LPs increasingly require co-investment rights, but exercising these rights is dependent upon the class and structure of the LP.

  • Early LPs frequently want co-investment rights as there typically are not fees nor carry charged on co-investments.
  • One GP participant stated that “often LPs cannot get to a decision quickly and do not have appropriate personnel and process infrastructure.” An endowment LP at the table countered that “though they may not do any co-investing now, they are interested in learning what is required to carry out co-investments for the future.”
  • During co-investing activities, LPs also want to learn about the process of co-investing in an effort to refine their manager selection protocols.
  • Infrastructure intensive organizations like sovereign wealth funds, large public pension funds (particularly Canadian), and multi-family offices have the team bandwidth to assess, make decisions, and act quickly.
  • Family offices often act more rapidly as they largely base their co-investment decisions on history and trust in the GP, without as much fiduciary burden as an institutional LP.
  • As one GP noted, “some LPs co-invest on pre-final fund close deal deployments as means of diligence in advance of a fund ‘blind pool’ commitment.”
  • A few LP attendees concurred that for certain LPs, co-investment may also provide a hedge for their portfolio positions or strategic access to companies, technologies, IP, etc.
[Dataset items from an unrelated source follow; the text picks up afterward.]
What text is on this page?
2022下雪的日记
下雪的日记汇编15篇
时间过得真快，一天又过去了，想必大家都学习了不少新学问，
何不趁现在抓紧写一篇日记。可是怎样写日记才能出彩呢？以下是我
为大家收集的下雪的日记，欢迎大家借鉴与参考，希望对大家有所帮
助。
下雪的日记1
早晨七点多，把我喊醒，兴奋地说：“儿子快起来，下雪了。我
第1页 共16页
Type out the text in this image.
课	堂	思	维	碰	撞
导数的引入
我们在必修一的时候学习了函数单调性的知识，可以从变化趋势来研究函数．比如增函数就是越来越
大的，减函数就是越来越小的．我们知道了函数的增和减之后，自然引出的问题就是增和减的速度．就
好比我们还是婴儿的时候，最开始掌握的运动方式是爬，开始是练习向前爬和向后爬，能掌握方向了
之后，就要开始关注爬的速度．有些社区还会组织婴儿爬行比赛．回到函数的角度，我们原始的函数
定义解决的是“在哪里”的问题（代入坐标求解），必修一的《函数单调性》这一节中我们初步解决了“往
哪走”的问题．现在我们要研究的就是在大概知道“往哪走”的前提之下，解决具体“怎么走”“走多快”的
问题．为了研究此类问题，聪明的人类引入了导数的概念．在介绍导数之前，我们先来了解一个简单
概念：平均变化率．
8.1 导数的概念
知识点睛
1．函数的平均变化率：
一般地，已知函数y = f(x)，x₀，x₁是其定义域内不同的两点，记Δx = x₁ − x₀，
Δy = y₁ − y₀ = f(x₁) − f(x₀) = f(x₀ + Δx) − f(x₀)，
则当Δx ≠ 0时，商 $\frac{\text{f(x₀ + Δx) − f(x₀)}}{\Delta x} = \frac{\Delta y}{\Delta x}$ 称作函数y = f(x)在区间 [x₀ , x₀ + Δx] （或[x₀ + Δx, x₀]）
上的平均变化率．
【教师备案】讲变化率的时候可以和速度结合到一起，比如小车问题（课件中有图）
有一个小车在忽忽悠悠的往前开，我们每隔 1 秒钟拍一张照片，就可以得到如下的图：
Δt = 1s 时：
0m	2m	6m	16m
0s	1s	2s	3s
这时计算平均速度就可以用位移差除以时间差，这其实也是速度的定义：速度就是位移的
GPs are adapting to the evolving co-investment environment in different ways, depending on their existing LP composition and growth strategy.

  • Some GPs will set short timelines for co-investment processes and quickly gauge LPs’ ability to act.
  • While appearing to be a simple solution, some sponsors have developed parallel co-investment funds, often offered to specific LPs under a “side letter.” However, substantial care must be taken and these agreements must be structured in order to avoid conflicts.
  • One participant indicated that under the new regulatory regimes, SEC stipulations that offer all LPs the same provisions cause the traditional benefits of a LPA side letter to be lost.
  • GPs are increasingly willing to offer co-investments at the end of their fund lifecycle in respect of secondaries transactions that incorporate some form of primary staple. This increases as such transactions are viewed as opportunities to engage and foster new LP relationships for follow on funds.

SMAs are increasingly prevalent at large multi-asset investment managers.

  • While resonating with the public markets experience of such managers, for private equity the “spider web” of SMAs makes for complicated and challenging diligence and creates conflict issues.
  • SMAs offer the ability to scale more rapidly than the traditional blind pool route, but entail substantial administrative complexity.

LPs view GPs as “businesses,” not just conduits for deal investment. It is not simply about returns but also about the team, processes, and founder commitment.

  • One LP participant noted that the GP’s investment in their own fund is the most critical issue versus management fees and fee offsets.
  • “Have conversations with your LPs and be reasonable” advised a GP participant to the other GP attendees. For example, this particular GP has an 80% offset on fees, but they are aware that 100% offset on fees is more standard.
  • Fee offsets also depend on fund size. The smaller the fund the more critical current fee income is to managing essential overhead.
  • An LP said, “the larger the GP commitment to their fund, the more we are willing to negotiate on other points.”